Uzmanlarımıza Depresyon hakkında sıkça sorulan sorulara buradan göz atabilirsiniz.
Yapılan çalışmalar sonucunda elde edilen verilere ve bilgilere göre kadınların depresyona girme olasılığı erkeklerin depresyona girme olasılığına göre daha iki kat daha fazladır. Kadınlarda depresyon süreci hormonal olarak değişimler gösterdikleri dönemlerde daha fazla artış göstermektedir. Genel olarak depresyona girme yaş aralığı belirli bir döneme sahip olmasa da 24-40 yaş arasındaki bireylerde ortaya çıkan depresyon süreci artan günlük sorumluluklar, sosyal hayat ve iş gücüyle birlikte daha fazla görülmektedir.

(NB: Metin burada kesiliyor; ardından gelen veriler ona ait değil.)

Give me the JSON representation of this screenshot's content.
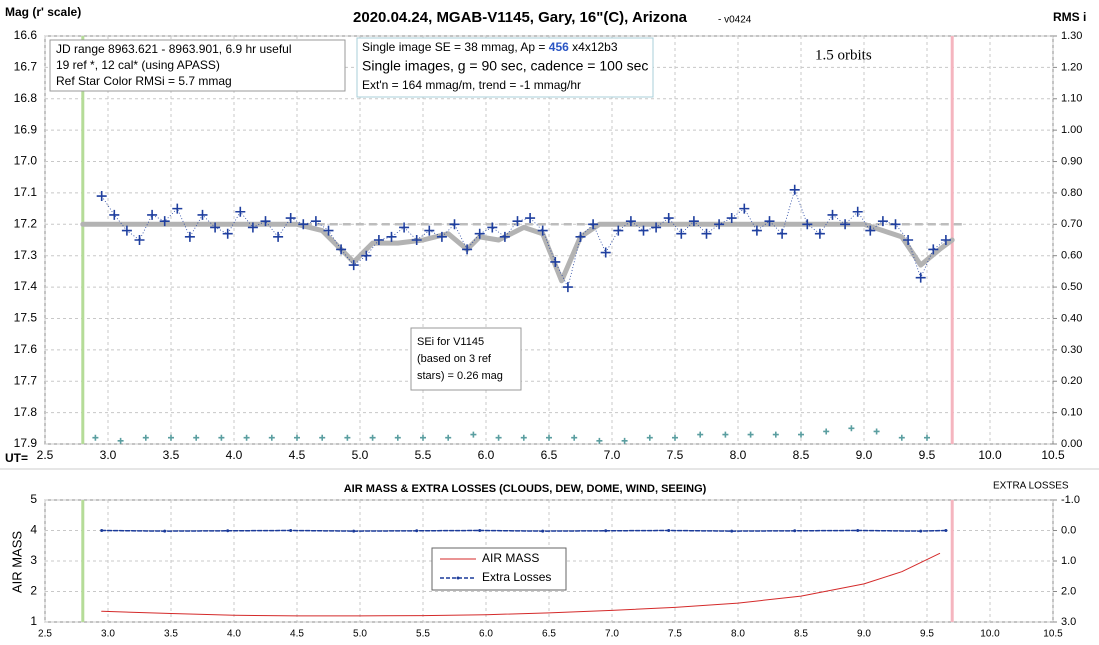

İlaç kullanmadan psikoterapi yöntemiyle depresyondan çıkmak mümkündür. Bireyin depresyondan çıkmasını belirleyecek en önemli etken kendisinin bu süreç içerisinde iyileşmek adına göstereceği kararlılıktır. Eğer birey psikoterapi sürecinde alacağı destekle birlikte sağlıklı ve doğru adımları uzman bir psikoterapist yardımıyla izlerse, bu sürecin üstesinden ilaç kullanmadan sağlıklı bir şekilde gelmesi mümkündür.
Nasıl ki bir grip belirli bir süreden sonra geçiyorsa bir yeriniz kanadığında o yara zaman geçtikçe iyileşiyorsa depresyon süreci de iyileşmeye açık ve psikolojik destek yardımı ile tedavisi mümkün olan bir süreçtir. Bu yüzden depresyon kalıcı değildir.

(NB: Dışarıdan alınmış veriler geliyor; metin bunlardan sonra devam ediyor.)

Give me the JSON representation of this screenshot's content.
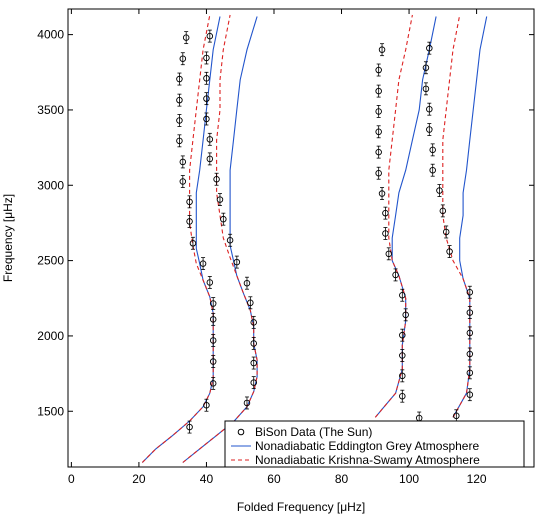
{
  "chart_data": {
    "type": "scatter",
    "title": "",
    "xlabel": "Folded Frequency [μHz]",
    "ylabel": "Frequency [μHz]",
    "xlim": [
      -1,
      137
    ],
    "ylim": [
      1130,
      4170
    ],
    "xticks": [
      0,
      20,
      40,
      60,
      80,
      100,
      120
    ],
    "yticks": [
      1500,
      2000,
      2500,
      3000,
      3500,
      4000
    ],
    "grid": false,
    "legend_position": "bottom-right",
    "series": [
      {
        "name": "BiSon Data (The Sun)",
        "kind": "points",
        "marker": "circle",
        "color": "#000000",
        "groups": [
          [
            [
              35,
              1395
            ],
            [
              40,
              1540
            ],
            [
              42,
              1685
            ],
            [
              42,
              1830
            ],
            [
              42,
              1970
            ],
            [
              42,
              2110
            ],
            [
              42,
              2215
            ],
            [
              41,
              2355
            ],
            [
              39,
              2480
            ],
            [
              36,
              2615
            ],
            [
              35,
              2760
            ],
            [
              35,
              2890
            ],
            [
              33,
              3025
            ],
            [
              33,
              3155
            ],
            [
              32,
              3295
            ],
            [
              32,
              3430
            ],
            [
              32,
              3565
            ],
            [
              32,
              3705
            ],
            [
              33,
              3840
            ],
            [
              34,
              3980
            ]
          ],
          [
            [
              52,
              1555
            ],
            [
              54,
              1690
            ],
            [
              54,
              1820
            ],
            [
              54,
              1950
            ],
            [
              54,
              2090
            ],
            [
              53,
              2220
            ],
            [
              52,
              2350
            ],
            [
              49,
              2490
            ],
            [
              47,
              2635
            ],
            [
              45,
              2775
            ],
            [
              44,
              2905
            ],
            [
              43,
              3040
            ],
            [
              41,
              3175
            ],
            [
              41,
              3305
            ],
            [
              40,
              3440
            ],
            [
              40,
              3575
            ],
            [
              40,
              3710
            ],
            [
              40,
              3845
            ],
            [
              41,
              3990
            ]
          ],
          [
            [
              103,
              1455
            ],
            [
              98,
              1600
            ],
            [
              98,
              1735
            ],
            [
              98,
              1870
            ],
            [
              98,
              2005
            ],
            [
              99,
              2140
            ],
            [
              98,
              2270
            ],
            [
              96,
              2405
            ],
            [
              94,
              2545
            ],
            [
              93,
              2680
            ],
            [
              93,
              2815
            ],
            [
              92,
              2945
            ],
            [
              91,
              3080
            ],
            [
              91,
              3220
            ],
            [
              91,
              3355
            ],
            [
              91,
              3490
            ],
            [
              91,
              3625
            ],
            [
              91,
              3765
            ],
            [
              92,
              3900
            ]
          ],
          [
            [
              114,
              1470
            ],
            [
              118,
              1610
            ],
            [
              118,
              1755
            ],
            [
              118,
              1880
            ],
            [
              118,
              2020
            ],
            [
              118,
              2155
            ],
            [
              118,
              2290
            ],
            [
              112,
              2560
            ],
            [
              111,
              2690
            ],
            [
              110,
              2830
            ],
            [
              109,
              2965
            ],
            [
              107,
              3100
            ],
            [
              107,
              3235
            ],
            [
              106,
              3370
            ],
            [
              106,
              3505
            ],
            [
              105,
              3640
            ],
            [
              105,
              3780
            ],
            [
              106,
              3910
            ]
          ]
        ]
      },
      {
        "name": "Nonadiabatic Eddington Grey Atmosphere",
        "kind": "line",
        "color": "#2255cc",
        "segments": [
          [
            [
              21,
              1160
            ],
            [
              25,
              1250
            ],
            [
              30,
              1340
            ],
            [
              35,
              1435
            ],
            [
              39,
              1530
            ],
            [
              41,
              1620
            ],
            [
              42,
              1720
            ],
            [
              42,
              1830
            ],
            [
              42,
              1930
            ],
            [
              42,
              2040
            ],
            [
              42,
              2150
            ],
            [
              41,
              2260
            ],
            [
              39,
              2370
            ],
            [
              38,
              2480
            ],
            [
              37,
              2580
            ],
            [
              37,
              2700
            ],
            [
              37,
              2820
            ],
            [
              37,
              2950
            ],
            [
              38,
              3100
            ],
            [
              39,
              3300
            ],
            [
              40,
              3500
            ],
            [
              41,
              3700
            ],
            [
              42,
              3900
            ],
            [
              44,
              4120
            ]
          ],
          [
            [
              33,
              1160
            ],
            [
              38,
              1250
            ],
            [
              43,
              1340
            ],
            [
              48,
              1430
            ],
            [
              52,
              1530
            ],
            [
              54,
              1630
            ],
            [
              55,
              1730
            ],
            [
              55,
              1840
            ],
            [
              54,
              1950
            ],
            [
              54,
              2060
            ],
            [
              53,
              2170
            ],
            [
              51,
              2280
            ],
            [
              49,
              2400
            ],
            [
              48,
              2500
            ],
            [
              47,
              2600
            ],
            [
              47,
              2700
            ],
            [
              47,
              2800
            ],
            [
              47,
              2900
            ],
            [
              47,
              3000
            ],
            [
              47,
              3100
            ],
            [
              48,
              3300
            ],
            [
              49,
              3500
            ],
            [
              50,
              3700
            ],
            [
              52,
              3900
            ],
            [
              55,
              4120
            ]
          ],
          [
            [
              90,
              1460
            ],
            [
              96,
              1620
            ],
            [
              98,
              1780
            ],
            [
              98,
              1940
            ],
            [
              99,
              2100
            ],
            [
              99,
              2250
            ],
            [
              97,
              2400
            ],
            [
              95,
              2500
            ],
            [
              95,
              2650
            ],
            [
              96,
              2800
            ],
            [
              97,
              2950
            ],
            [
              99,
              3100
            ],
            [
              101,
              3300
            ],
            [
              103,
              3500
            ],
            [
              104,
              3700
            ],
            [
              106,
              3900
            ],
            [
              108,
              4120
            ]
          ],
          [
            [
              113,
              1460
            ],
            [
              117,
              1620
            ],
            [
              118,
              1780
            ],
            [
              118,
              1940
            ],
            [
              118,
              2100
            ],
            [
              118,
              2250
            ],
            [
              116,
              2380
            ],
            [
              115,
              2500
            ],
            [
              115,
              2650
            ],
            [
              116,
              2800
            ],
            [
              116,
              2950
            ],
            [
              117,
              3100
            ],
            [
              118,
              3300
            ],
            [
              119,
              3500
            ],
            [
              120,
              3700
            ],
            [
              121,
              3900
            ],
            [
              123,
              4120
            ]
          ]
        ]
      },
      {
        "name": "Nonadiabatic Krishna-Swamy Atmosphere",
        "kind": "dashed-line",
        "color": "#dd2222",
        "segments": [
          [
            [
              21,
              1160
            ],
            [
              25,
              1250
            ],
            [
              30,
              1340
            ],
            [
              35,
              1435
            ],
            [
              39,
              1530
            ],
            [
              41,
              1620
            ],
            [
              42,
              1720
            ],
            [
              42,
              1830
            ],
            [
              42,
              1930
            ],
            [
              42,
              2040
            ],
            [
              42,
              2150
            ],
            [
              41,
              2260
            ],
            [
              39,
              2370
            ],
            [
              37,
              2480
            ],
            [
              36,
              2600
            ],
            [
              35,
              2750
            ],
            [
              35,
              2900
            ],
            [
              35,
              3100
            ],
            [
              36,
              3300
            ],
            [
              37,
              3500
            ],
            [
              38,
              3700
            ],
            [
              39,
              3900
            ],
            [
              41,
              4130
            ]
          ],
          [
            [
              33,
              1160
            ],
            [
              38,
              1250
            ],
            [
              43,
              1340
            ],
            [
              48,
              1430
            ],
            [
              52,
              1530
            ],
            [
              54,
              1630
            ],
            [
              55,
              1730
            ],
            [
              55,
              1840
            ],
            [
              54,
              1950
            ],
            [
              54,
              2060
            ],
            [
              53,
              2170
            ],
            [
              51,
              2280
            ],
            [
              49,
              2400
            ],
            [
              47,
              2520
            ],
            [
              45,
              2650
            ],
            [
              44,
              2800
            ],
            [
              43,
              2950
            ],
            [
              43,
              3100
            ],
            [
              43,
              3300
            ],
            [
              44,
              3500
            ],
            [
              44,
              3700
            ],
            [
              45,
              3900
            ],
            [
              47,
              4130
            ]
          ],
          [
            [
              90,
              1460
            ],
            [
              96,
              1620
            ],
            [
              98,
              1780
            ],
            [
              98,
              1940
            ],
            [
              99,
              2100
            ],
            [
              99,
              2250
            ],
            [
              97,
              2400
            ],
            [
              95,
              2500
            ],
            [
              94,
              2650
            ],
            [
              94,
              2800
            ],
            [
              94,
              2950
            ],
            [
              94,
              3100
            ],
            [
              95,
              3300
            ],
            [
              96,
              3500
            ],
            [
              97,
              3700
            ],
            [
              99,
              3900
            ],
            [
              101,
              4130
            ]
          ],
          [
            [
              113,
              1460
            ],
            [
              117,
              1620
            ],
            [
              118,
              1780
            ],
            [
              118,
              1940
            ],
            [
              118,
              2100
            ],
            [
              118,
              2250
            ],
            [
              116,
              2380
            ],
            [
              113,
              2500
            ],
            [
              111,
              2650
            ],
            [
              110,
              2800
            ],
            [
              110,
              2950
            ],
            [
              110,
              3100
            ],
            [
              110,
              3300
            ],
            [
              111,
              3500
            ],
            [
              112,
              3700
            ],
            [
              113,
              3900
            ],
            [
              115,
              4130
            ]
          ]
        ]
      }
    ]
  }
}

Depresyondan çıkmanın en etkili yöntemi psikoterapi desteğidir. Psikoterapi desteği ile depresyondan çıkma bireyin bu yolda atması gereken adımların en başında gelmektedir. Tabii ki de bu süreçte psikoterapi desteği ile sağlıklı beslenme, düzenli spor ve günlük rutin haline gelen yürüyüş alışkanlıkları, yeni hobilere ve etkinliklere başlamak önemlidir. Aynı zamanda bireyin sosyal ilişkilerinin güçlenmesi özgüveninin ve öz motivasyonunun artmasıyla birlikte depresyonun üstesinden daha kolay bir şekilde gelinilmesi sağlanmış olacaktır.